In 1879 the newspaper “Droeba” (S. Meskhi - article “Upotchtoba” (meaning “No Post”)) wrote - “Most of Georgia, except the cities and settlements located by the railway, receive mail only twice or three times a week… I think it is high time that the management of the post and our Government paid enough attention to these circumstances; our life is not what it used to be twenty years ago: trade and production in our countryincrease daily, there are more schools and more people who know how to read and write and would like to know about the post, the ply and communication between the people of different provinces has nearly doubled. Besides, even the governors themselves need well-organized post and correspondence.” Meskhi thought that it was better if postal services became more expensive so that the organization would improve… “If there is post, if there is the chance to receive books and newspapers on time, nobody will mind spending a little extra” the newspaper wrote…
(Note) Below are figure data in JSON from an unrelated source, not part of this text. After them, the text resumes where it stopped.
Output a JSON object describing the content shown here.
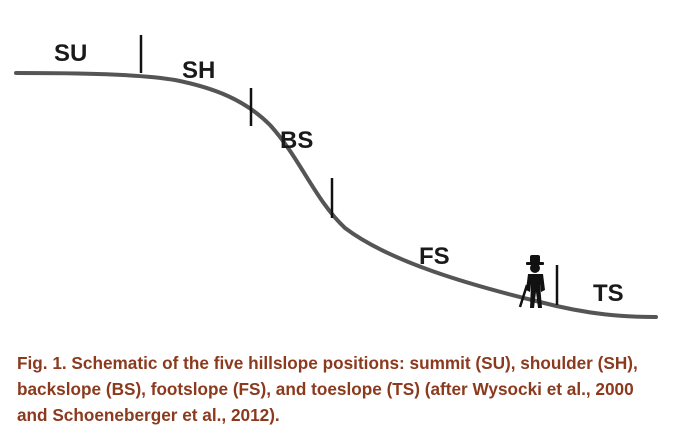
{
  "diagram": {
    "positions": [
      {
        "abbr": "SU"
      },
      {
        "abbr": "SH"
      },
      {
        "abbr": "BS"
      },
      {
        "abbr": "FS"
      },
      {
        "abbr": "TS"
      }
    ],
    "figure_icon": "person-standing-icon"
  },
  "caption": "Fig. 1. Schematic of the five hillslope positions: summit (SU), shoulder (SH), backslope (BS), footslope (FS), and toeslope (TS) (after Wysocki et al., 2000 and Schoeneberger et al., 2012).",
  "colors": {
    "line": "#555555",
    "label": "#1a1a1a",
    "caption": "#8b3a1e",
    "figure": "#111111"
  }
}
The number of horses at the Tbilisi, Mtskheta, Dusheti, Pasanauri, Mleta, Gudauri, Kazbegi, Larsi, Balta and Vladikavkaz post offices increased up to 652. The leading Georgian society was very attentive towards the postal exchange on the Georgian military road. The works of the Caucasus Department of the Russian Technical Society to improve the postal exchange on the military road are to be noted. The head of this department, a scientist and engineer famous across Russia and Georgia - M. Garsevanishvili spoke about the examples of delayed postal deliveries from Petersburg at the State meeting held on December 14,1876 - particularly pointing out the routes towards Kvishkheti and Kazbegi problematic due to snow and avalanches. After the statement the management of the eighth road traffic district addressed Petersburg with an offer: If postal delivery to Tbilisi would be held up by 5 days, it should have been sent through Temir-Khan-Shura, Derbent, Baku, Elizavetpol - covering 1211 verses instead of 200.
In 1840 the twelfth Postal District was created covering the “Kartli-Imereti” and the Kaspi regions. In 1857 the District Governor (N. Kakhanov) requested that there was a postal department opened by the postal bureau in Tbilisi. Kakhanov carried out different reforms in the postal business. The interesting fact is that he is the one associated with the production of the “Tbilisi stamp”.